I feel like this is something that should be fast-tracked. We have all this planning in regards to epidemics. There is all kinds of scare that we’re ripe for an epidemic.
Perhaps we will be [approached with funding offers] in the future, but so far we haven’t been. We’ve really struggled along for the past 11 years, barely getting enough funding to stay alive.
So this has been on the table, at least as an idea, for 11 years?

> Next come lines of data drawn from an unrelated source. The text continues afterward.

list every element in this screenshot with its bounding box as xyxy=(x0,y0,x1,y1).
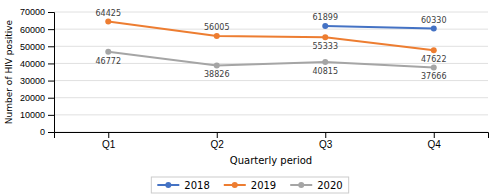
series-marker xyxy=(431,26,437,32)
y-tick-label: 50000 xyxy=(20,42,45,52)
marks xyxy=(105,19,437,71)
legend-item: 2018 xyxy=(157,180,209,191)
chart: 0 10000 20000 30000 40000 50000 60000 70000 Q1 Q2… xyxy=(0,0,500,196)
x-tick-mark xyxy=(217,132,218,138)
data-label: 64425 xyxy=(96,9,121,18)
y-tick: 20000 xyxy=(20,93,54,103)
y-axis-line xyxy=(48,13,55,133)
y-tick-mark xyxy=(48,98,54,99)
x-tick: Q1 xyxy=(102,132,116,150)
y-tick: 50000 xyxy=(20,42,54,52)
y-tick-mark xyxy=(48,29,54,30)
x-tick-label: Q2 xyxy=(211,139,225,150)
legend-frame xyxy=(151,177,348,193)
y-tick: 10000 xyxy=(20,110,54,120)
x-tick-mark xyxy=(434,132,435,138)
y-tick: 70000 xyxy=(20,7,54,17)
x-axis-line xyxy=(55,133,489,139)
legend-marker xyxy=(298,182,304,188)
plot-area: 0 10000 20000 30000 40000 50000 60000 70000 Q1 Q2… xyxy=(20,7,489,150)
y-tick-mark xyxy=(48,132,54,133)
data-label: 61899 xyxy=(313,13,338,22)
legend-label: 2019 xyxy=(251,180,276,191)
legend-label: 2018 xyxy=(184,180,209,191)
y-tick: 60000 xyxy=(20,25,54,35)
x-tick-label: Q3 xyxy=(319,139,333,150)
x-axis-title: Quarterly period xyxy=(230,155,312,166)
grid-line xyxy=(54,97,488,98)
data-label: 40815 xyxy=(313,67,338,76)
x-tick-mark xyxy=(108,132,109,138)
series-line xyxy=(108,22,434,51)
x-tick-mark xyxy=(325,132,326,138)
y-tick: 40000 xyxy=(20,59,54,69)
series-marker xyxy=(322,23,328,29)
y-tick-mark xyxy=(48,63,54,64)
y-tick-label: 0 xyxy=(40,127,45,137)
y-axis: 0 10000 20000 30000 40000 50000 60000 70000 xyxy=(20,7,55,137)
data-label: 37666 xyxy=(421,72,446,81)
series-marker xyxy=(105,49,111,55)
legend: 2018 2019 2020 xyxy=(151,177,348,193)
y-tick-mark xyxy=(48,46,54,47)
y-axis-title: Number of HIV positive xyxy=(4,19,14,124)
grid xyxy=(54,12,488,132)
legend-item: 2020 xyxy=(290,180,342,191)
x-tick: Q3 xyxy=(319,132,333,150)
y-tick-mark xyxy=(48,81,54,82)
grid-line xyxy=(54,46,488,47)
x-tick-label: Q1 xyxy=(102,139,116,150)
x-tick-label: Q4 xyxy=(428,139,442,150)
y-tick-label: 30000 xyxy=(20,76,45,86)
y-tick-label: 10000 xyxy=(20,110,45,120)
series-marker xyxy=(214,62,220,68)
data-label: 46772 xyxy=(96,57,121,66)
data-label: 38826 xyxy=(204,70,229,79)
legend-item: 2019 xyxy=(224,180,276,191)
data-label: 56005 xyxy=(204,23,229,32)
series-marker xyxy=(105,19,111,25)
y-tick-mark xyxy=(48,115,54,116)
legend-marker xyxy=(232,182,238,188)
x-tick: Q2 xyxy=(211,132,225,150)
data-labels: 61899 60330 64425 56005 55333 47622 46772 38826… xyxy=(96,9,447,82)
data-label: 47622 xyxy=(421,55,446,64)
x-tick: Q4 xyxy=(428,132,442,150)
legend-label: 2020 xyxy=(317,180,342,191)
y-tick-label: 40000 xyxy=(20,59,45,69)
y-tick: 30000 xyxy=(20,76,54,86)
x-axis: Q1 Q2 Q3 Q4 xyxy=(55,132,489,150)
series-marker xyxy=(214,33,220,39)
y-tick-mark xyxy=(48,12,54,13)
data-label: 60330 xyxy=(421,16,446,25)
series-marker xyxy=(431,47,437,53)
y-tick-label: 20000 xyxy=(20,93,45,103)
series-marker xyxy=(322,59,328,65)
y-tick-label: 70000 xyxy=(20,7,45,17)
legend-marker xyxy=(165,182,171,188)
series-line xyxy=(108,52,434,68)
series-marker xyxy=(431,64,437,70)
grid-line xyxy=(54,114,488,115)
y-tick-label: 60000 xyxy=(20,25,45,35)
series-marker xyxy=(322,34,328,40)
y-tick: 0 xyxy=(40,127,54,137)
series-line xyxy=(325,26,434,29)
data-label: 55333 xyxy=(313,42,338,51)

Right. We just got good data from the mouse trials and published that, but 11 years ago we started engineering the DRACOs. Genetic engineering was a bit more primative in those days, so it took us a while to actually produce these things. Then it took us a while to produce and test them in cells. We ultimately tested against 15 different viruses in cells. As I said, we were kind of limping along for funding for much of that time, so we could only work on it when we had funding to work on it. For some fraction of our time, we had funding to work on it. Eventually, we were able to test against the 15 different viruses in cells in 11 different cell types. And then we had funding to do some mouse trials, got data, and then we got published.
If you get a cold this winter… are you going to be tempted?
I’m not tempted by colds. I’ve had very bad stomach viruses and I’ve been tempted to give myself the stuff to see what would happen.
You don’t think you’ll do that, though?
It wouldn’t be enough anyway. We only produce enough for mice, and for a human you require a much larger dose than for a 20 gram mouse.